The report finds Russia to blame less for intervening to defend its allies in South Ossetia, than for a long history of provocations against Georgia and for what was judged to be the use of excessive force. The report singled out the "continued destruction" that followed the ceasefire which, it said, "was not justifiable by any means". In other words, Russia's ruthless response undermined, even if it did not totally negate, the fact that right was initially on its side.
That Russia and Georgia can both find justification in this report has its pluses and minuses. The pluses are that each government has something to offer its public and no excuse for not accepting the conclusions.

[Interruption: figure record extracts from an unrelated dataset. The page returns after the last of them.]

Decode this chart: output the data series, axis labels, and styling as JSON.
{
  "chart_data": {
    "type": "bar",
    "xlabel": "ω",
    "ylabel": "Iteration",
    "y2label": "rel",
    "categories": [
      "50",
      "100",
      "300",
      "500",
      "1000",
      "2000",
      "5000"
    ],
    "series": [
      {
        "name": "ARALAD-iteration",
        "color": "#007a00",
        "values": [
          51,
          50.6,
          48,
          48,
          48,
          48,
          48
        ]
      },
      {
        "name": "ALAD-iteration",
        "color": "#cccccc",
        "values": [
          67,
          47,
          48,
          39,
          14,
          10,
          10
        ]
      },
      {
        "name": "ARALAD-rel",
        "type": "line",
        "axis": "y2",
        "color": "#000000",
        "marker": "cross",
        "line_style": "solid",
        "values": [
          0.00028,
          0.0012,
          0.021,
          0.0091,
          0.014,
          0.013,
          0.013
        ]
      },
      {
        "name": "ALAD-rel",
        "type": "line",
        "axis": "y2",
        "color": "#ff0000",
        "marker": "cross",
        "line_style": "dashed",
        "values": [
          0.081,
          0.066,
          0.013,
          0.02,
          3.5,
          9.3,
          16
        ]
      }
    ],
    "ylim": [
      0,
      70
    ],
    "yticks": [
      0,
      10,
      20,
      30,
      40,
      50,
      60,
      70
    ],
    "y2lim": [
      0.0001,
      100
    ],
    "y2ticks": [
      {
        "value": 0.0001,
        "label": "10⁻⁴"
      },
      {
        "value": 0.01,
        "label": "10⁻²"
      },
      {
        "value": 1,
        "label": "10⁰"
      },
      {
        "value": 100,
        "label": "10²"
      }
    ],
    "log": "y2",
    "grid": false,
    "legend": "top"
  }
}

The minuses are that both can avoid admitting responsibility, while finding ample grounds for mutual recrimination. All too predictably, the war of words was rejoined as the report came out. To the credit of the EU – both as mediator in the aftermath of the war and as sponsor of this report – there is no sign of military hostilities being renewed.
But it is not only the two combatants who should heed the report's conclusions. When the war broke out, there was an immediate rush to judgement by the British and some other Western governments, who lost no time in casting Russia as the villain and hailing Georgia as the innocent victim, being punished for its Western orientation. This stereotypical response, for which scant evidence was available, gave Russia new cause for resentment against the West.
September was a good month for Russian relations with the outside world. First, President Obama announced that he was abandoning plans to station missile defence installations in Poland and the Czech Republic. Now, the EU report has absolved it of starting the Georgia war. With these two big obstacles out of the way, maybe Russia – rather than crowing – could start showing a friendlier face to the world.